Lembro-me de o meu pai ler alto alguns textos do MEC, hilariantes. Alguns reli nos livros de crónicas, outro guardo em pedaços de papel do caderno 3.
Às sextas, lia o jornal de fio a pavio. Cavaco e os seus ministros tinha ataques de ansiedade às quintas... Seria tão bom que um jornal fizesse o mesmo com Sócrates e os mudos dos seus ajudantes...
Voltando ao tema: quando a primeira do Indy surgiu manchada de sangue no caso dos hemofílicos, antes ou depois do caso Cadilhe e Duarte Lima (não me recordo), o meu pai proibiu-me de comprar o jornal. Ora proibir é coisa que não se faz a um adolescente, que gastava a semanada no dito, e o levava às escondidas para casa. Às escondidas, também, lia o meu pai o semanário, que eu tinha comprado, até ter refeito - mais ou menos - as pazes com o Indy. Mais por falta de opção, o jornal sobreviveu quase 19 anos lá por casa. Passou a existir na minha também.
Já por hábito, por tradição, por imagem de uma geração irreverente que sobrevivia apenas na memória, comprei-o durante quase 2 décadas. Muitas vezes nem li na diagonal. Depois de Portas sair - depois do cavaquismo acabar - o Indy perdeu o rumo. Nasceu contra Cavaco e era difícil continuar a crescer sem encontrar outro ódio mortal para poder evoluir em oposição a algo. Sem o alvo, perdeu o tiro certeiro.
O jornal formou gerações, inventou um género novo, foi uma lufada de ar fresco, mas nunca montou alicerces para pensar no futuro. Por pouco não destronou o Expresso, mas perdeu demasiados processos, enganou-se muitas vezes, e findo as maiorias absolutas do agora PR, perdeu o fôlego. Foi lento e gradual a morte anunciada.

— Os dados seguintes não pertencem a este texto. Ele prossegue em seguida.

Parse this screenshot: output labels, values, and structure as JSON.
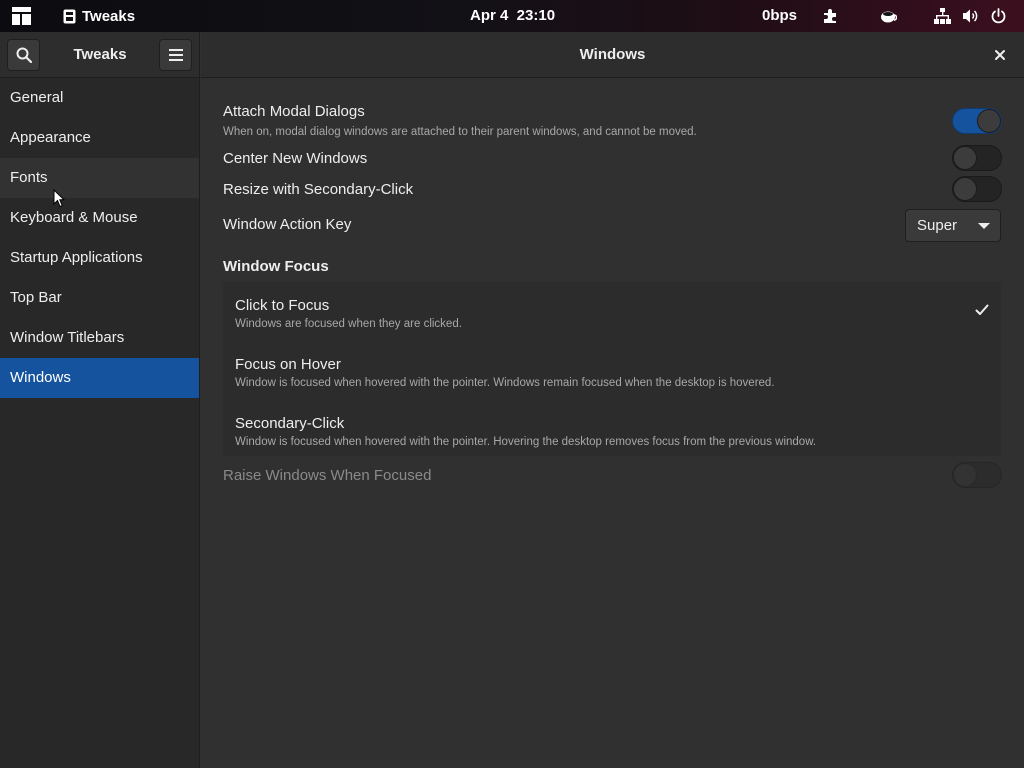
{
  "topbar": {
    "app_name": "Tweaks",
    "clock": "Apr 4  23:10",
    "net_speed": "0bps",
    "icons": [
      "activities-icon",
      "tweaks-app-icon",
      "extensions-puzzle-icon",
      "caffeine-cup-icon",
      "network-icon",
      "volume-icon",
      "power-icon"
    ]
  },
  "sidebar": {
    "title": "Tweaks",
    "items": [
      {
        "label": "General"
      },
      {
        "label": "Appearance"
      },
      {
        "label": "Fonts"
      },
      {
        "label": "Keyboard & Mouse"
      },
      {
        "label": "Startup Applications"
      },
      {
        "label": "Top Bar"
      },
      {
        "label": "Window Titlebars"
      },
      {
        "label": "Windows"
      }
    ],
    "active_item": "Windows",
    "hovered_item": "Fonts"
  },
  "main": {
    "title": "Windows",
    "attach_modal": {
      "label": "Attach Modal Dialogs",
      "description": "When on, modal dialog windows are attached to their parent windows, and cannot be moved.",
      "enabled": true
    },
    "center_new": {
      "label": "Center New Windows",
      "enabled": false
    },
    "resize_secondary": {
      "label": "Resize with Secondary-Click",
      "enabled": false
    },
    "action_key": {
      "label": "Window Action Key",
      "value": "Super"
    },
    "focus_section": {
      "title": "Window Focus",
      "options": [
        {
          "label": "Click to Focus",
          "description": "Windows are focused when they are clicked.",
          "selected": true
        },
        {
          "label": "Focus on Hover",
          "description": "Window is focused when hovered with the pointer. Windows remain focused when the desktop is hovered.",
          "selected": false
        },
        {
          "label": "Secondary-Click",
          "description": "Window is focused when hovered with the pointer. Hovering the desktop removes focus from the previous window.",
          "selected": false
        }
      ]
    },
    "raise_focused": {
      "label": "Raise Windows When Focused",
      "enabled": false,
      "sensitive": false
    }
  },
  "colors": {
    "accent": "#15539e",
    "window_bg": "#303030",
    "sidebar_bg": "#282828",
    "headerbar_bg": "#2d2d2d"
  }
}
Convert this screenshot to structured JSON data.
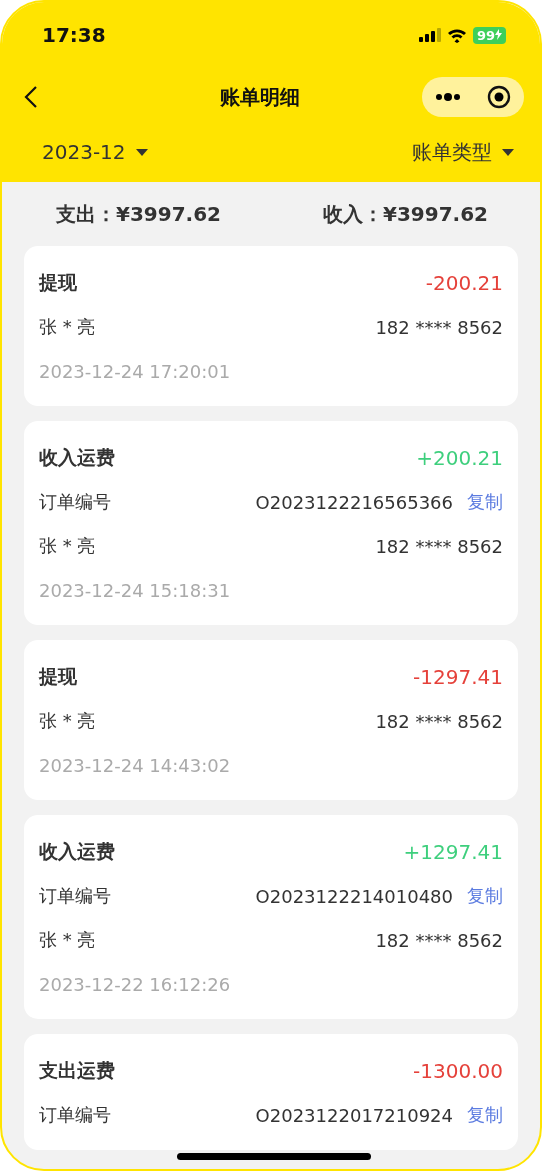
{
  "status_bar": {
    "time": "17:38",
    "battery": "99"
  },
  "nav": {
    "title": "账单明细"
  },
  "filters": {
    "month": "2023-12",
    "type": "账单类型"
  },
  "summary": {
    "expense": "支出：¥3997.62",
    "income": "收入：¥3997.62"
  },
  "records": [
    {
      "title": "提现",
      "amount": "-200.21",
      "kind": "out",
      "name": "张 * 亮",
      "phone": "182 **** 8562",
      "time": "2023-12-24 17:20:01"
    },
    {
      "title": "收入运费",
      "amount": "+200.21",
      "kind": "in",
      "order_label": "订单编号",
      "order_no": "O2023122216565366",
      "copy": "复制",
      "name": "张 * 亮",
      "phone": "182 **** 8562",
      "time": "2023-12-24 15:18:31"
    },
    {
      "title": "提现",
      "amount": "-1297.41",
      "kind": "out",
      "name": "张 * 亮",
      "phone": "182 **** 8562",
      "time": "2023-12-24 14:43:02"
    },
    {
      "title": "收入运费",
      "amount": "+1297.41",
      "kind": "in",
      "order_label": "订单编号",
      "order_no": "O2023122214010480",
      "copy": "复制",
      "name": "张 * 亮",
      "phone": "182 **** 8562",
      "time": "2023-12-22 16:12:26"
    },
    {
      "title": "支出运费",
      "amount": "-1300.00",
      "kind": "out",
      "order_label": "订单编号",
      "order_no": "O2023122017210924",
      "copy": "复制"
    }
  ]
}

A geração nova, daquela direita que não é CDS nem PP, viu tristemente a fuga do Portas-político. Do mesmo que tinha dito que nunca chegaria ao poder, porque era sempre do contra.
Do contra era o Indy, próprio da juventude, com manchetes sobre o Taveira (com uma menina ao lado de um cavalo e as teorias sobre a Bobbit. E os cromos: «aborto ortográfico» ou «Eu matei Laura Palmer» enchiam os cadernos da escola.
Muitos anos mais tarde, também fiz uns textos para o Independente. Senti-me feliz por isso, mas não soube ao mesmo: claro que antes seria exploração de trabalho infantil, mas ainda guardo um texto que não tive coragem de enviar... Tinha 15 anos e achei que ninguém me iria levar a sério. E não iam...
Guardei o primeiro número. Mas não vou guardar o último. Porque este não foi o último. O fim chegou há muito. E é pena: estes são tempos fundamentais para um novo Indy surgir.